Fikret Bila

Fikret Bila

fbila@milliyet.com.tr

Tüm Yazıları
Haberin Devamı


Bilecik seçimi CHP'ye moral verdi. Gerçi 18 Nisan'da da bu ilimizde belediye başkanlığını yine CHP kazanmıştı ama, iptalden sonra herkes bu seçime "iki turlu" gözüyle bakıyordu. İktidar bloku tercih edilebilirdi. Aksine, CHP oy oranını büyük ölçüde yükselterek belediye başkanlığını yeniden kazandı. CHP açısından Bilecik seçimi, bir ilin belediye başkanlığını elde etmekten daha fazla anlam taşıyor.
Her şeyden önce bu seçimin sembolik bir değeri vardır. CHP'nin barajın altına düşmesinden sonra yaşanan moral bozukluğu, bu seçimle yeniden umuda dönüşmüştür. 18 Nisan'dan beri ağlamaklı olan CHP'liler için büyük bir moral kaynağı olmuştur.
Genel Başkan Altan Öymen'in barış çağrısı ilk sonuçlarını vermiş görünüyor. 22 Mayıs kurultayından bu yana, partinin seçim sonucunu olumsuz yönde etkileyecek bir muhalefet olmaması bunu ifade ediyor. Aksine, kurultayda yarışan tüm tarafların, Bilecik seçimi için (şu anda sadece Genel Başkan'dan ibaret olan) Genel Merkez'e destek vermeleri, belli ki, başarıda önemli rol oynamıştır.
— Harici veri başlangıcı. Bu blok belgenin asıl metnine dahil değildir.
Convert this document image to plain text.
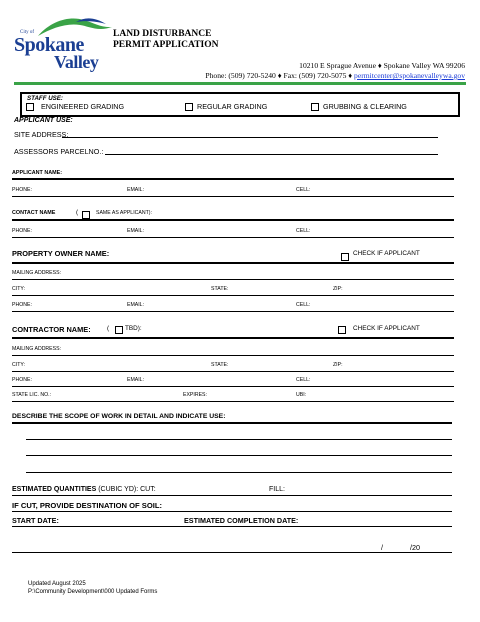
City of
Spokane
Valley
LAND DISTURBANCE
PERMIT APPLICATION
10210 E Sprague Avenue ♦ Spokane Valley WA 99206
Phone: (509) 720-5240 ♦ Fax: (509) 720-5075 ♦ permitcenter@spokanevalleywa.gov
STAFF USE:
ENGINEERED GRADING	REGULAR GRADING	GRUBBING & CLEARING
APPLICANT USE:
SITE ADDRESS:
ASSESSORS PARCELNO.:
APPLICANT NAME:
PHONE:	EMAIL:	CELL:
CONTACT NAME	(	SAME AS APPLICANT):
PHONE:	EMAIL:	CELL:
PROPERTY OWNER NAME:	CHECK IF APPLICANT
MAILING ADDRESS:
CITY:	STATE:	ZIP:
PHONE:	EMAIL:	CELL:
CONTRACTOR NAME:	( TBD):	CHECK IF APPLICANT
MAILING ADDRESS:
CITY:	STATE:	ZIP:
PHONE:	EMAIL:	CELL:
STATE LIC. NO.:	EXPIRES:	UBI:
DESCRIBE THE SCOPE OF WORK IN DETAIL AND INDICATE USE:
ESTIMATED QUANTITIES (CUBIC YD): CUT:	FILL:
IF CUT, PROVIDE DESTINATION OF SOIL:
START DATE:	ESTIMATED COMPLETION DATE:
/	/20
Updated August 2025
P:\Community Development\000 Updated Forms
Murat Karayalçın, Hasan Fehmi Güneş, Sefa Sirmen, Hurşit Güneş gibi genel başkan adaylarının ve önde gelenlerin Bilecik seçimine asılmaları, sadece Bilecik seçiminde değil, parti içinde de "birlik ve barış" yönünde umut vermiştir. Şimdi CHP tabanının ve CHP'li seçmenin söylediği şudur: "Demek ki oluyormuş, demek ki, partinin önderleri birbirlerine girmek yerine birleşirlerse CHP'nin oy oranı yüzde 50'lere bile dayanıyormuş."
"Bilecik zaferi"
nden sonra, yine rakiplerin verdiği destek ve kutlama mesajları, partideki umudu daha da artırmıştır. Murat Karayalçın, Fikri Sağlar, Ertuğrul Günay gibi etkili isimlerin Bilecik için "umut verici", "yükselme dönemi" şeklinde ifadeler kullanmaları CHP'li için önemlidir.
Ama CHP'dir bu, belli olmaz. Yine de ihtiyatlı konuşmaktan kendimizi alamıyoruz. Eski bir hastalığın ne zaman nüksedeceği, tam işler yoluna girmişken yapının neresinden çatırdayacağı bilinmez.
CHP'nin önünde daha çok yol var. 26 Haziran kurultayında Parti Meclisi seçilecek. Bu aşama kazasız belasız geçilirse Genel Sekreter ve MYK belirlenecek. Sonra, "yeniden yapılanma" denilen yeni örgütlenme düzeni kurulacak. Sonra oturulup "nerede hata ettik?" sorusuna cevap aranacak. Bugüne kadar uygulanan politikalar gözden geçirilecek. Doğrular bulunacak, yeni politikalar için görüş birliği sağlanacak. Her şey yolunda giderse CHP "parlamento dışı muhalefet" yapacak. Sonra seçimler gelecek. Barajı aşarsa Meclis'e girecek. Oyu yeterse iktidar ortağı veya tek başına iktidar olacak. Bu hedefe ulaşmanın kesin koşulu, partinin eski hastalığından, grupçuluk ve birbirini yeme alışkanlığından kurtulmasıdır. CHP için 18 Nisan'dan daha büyük bir ders herhalde olamaz.
Ve herhalde CHP önce Türkiye gerçeğini görmelidir. CHP Türkiye için hep öncü parti olmuştur. Cumhuriyet'i kurarken de, devrimleri yaparken de, demokrasiye geçerken de, sosyal demokrasiyi getirirken de CHP herkesin hep bir adım önünde olmuştur.
Ancak, bir adım önde olmak başkadır, bir karış havada olmak başka...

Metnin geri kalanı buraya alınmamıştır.